Older classics are well represented, too: There's 1956's Forbidden Planet (Mon April 13 & Sun April 19), a take on The Tempest that improves on Shakespeare by adding Robby the Robot, and 1951's The Day the Earth Stood Still (Tues April 14 & Sat April 18), its warning about mankind's destructive tendencies as timeless as its special effects are dated. And 1968's Planet of the Apes (Fri April 17 & Sat April 18) harkens back to that halcyon era when relentlessly bleak movies about monkey overlords starred people in latex rubber and yak hair instead of Andy Serkis in a unitard.

As legally required by any sci-fi film festival, Ridley Scott's two great contributions to the genre, 1979's Alien (Thurs April 16 & Sun April 19) and the "final cut" of 1982's Blade Runner (Wed April 15 & Sat April 18) will screen. So will the director's cut of Alex Proyas' underseen 1998 mind-bender Dark City (Wed April 15), and the Wachowskis' The Matrix (Mon April 13 & Sat April 18). At a time when the Wachowskis are more famous for making ambitiously weird sci-fi movies that people don't see—Speed Racer, Cloud Atlas, Jupiter Ascending—revisiting their ambitiously weird sci-fi movie that everyone saw in 1999 seems appropriate. Speaking of beloved bombs: On Tuesday, April 14, Joss Whedon's excellent space-western Serenity (2005) will be introduced by PSU Urban Studies and Planning professor Carl Abbott, author of Big Sky Country: Reliving the American West in Serenity, Firefly, and American Science Fiction (it also screens Sun April 19).

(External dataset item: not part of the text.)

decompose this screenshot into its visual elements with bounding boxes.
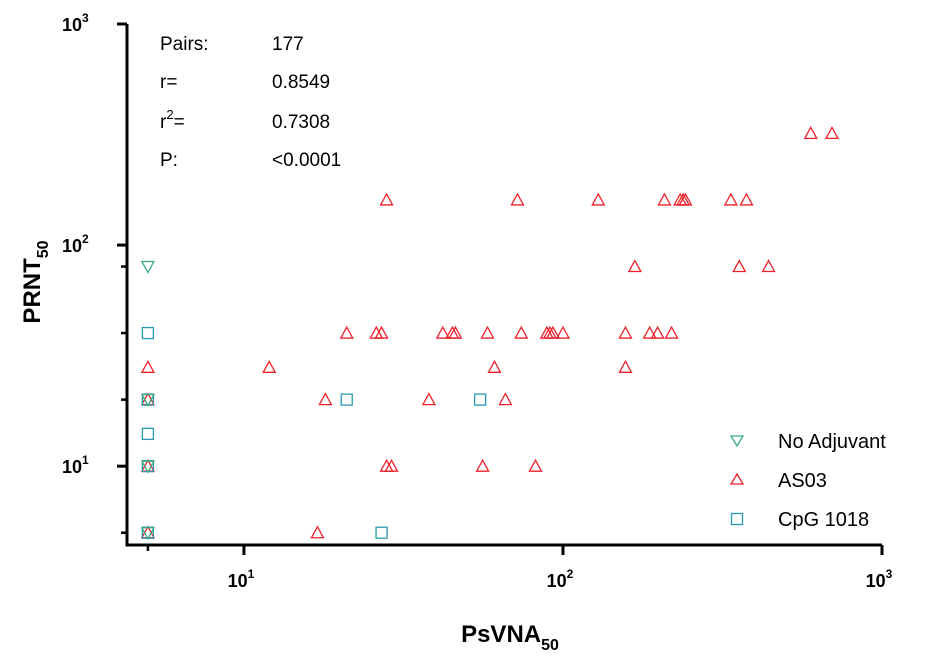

Though Serenity gains much of its charm from diametrically opposing the gleaming idealism of Star Trek, it's worth noting Trekkies won't be left out: Star Trek II: The Wrath of Khan (1982) will screen twice (Fri April 17 & Sun April 19), both times preceded by the 1999 comedy Galaxy Quest, an unofficial Star Trek movie that might also be the best Star Trek movie. And while OMSI is likely relying on little more than hazy nostalgia to sell tickets to 1984's unremarkable The Last Starfighter, at least they're going all in: From noon-2 pm before The Last Starfighter's Saturday, April 18, screening, the Portland Retro Gaming Expo will set up old-school videogames, and they'll be joined by Portland and Seattle's Star Wars cosplaying and charity organization the Cloud City Garrison, so you can finally get that picture of yourself with Chewbacca you've been wanting for your mantel. And from noon-2 pm on Sunday, April 19—leading up to the screening of Galaxy Quest—attendees can get their pictures taken with "a Klingon, some Starfleet security officers, and other friends."

I hope that one of those "other friends" isn't Neelix. He's the only thing that could ruin a festival with this good of a lineup.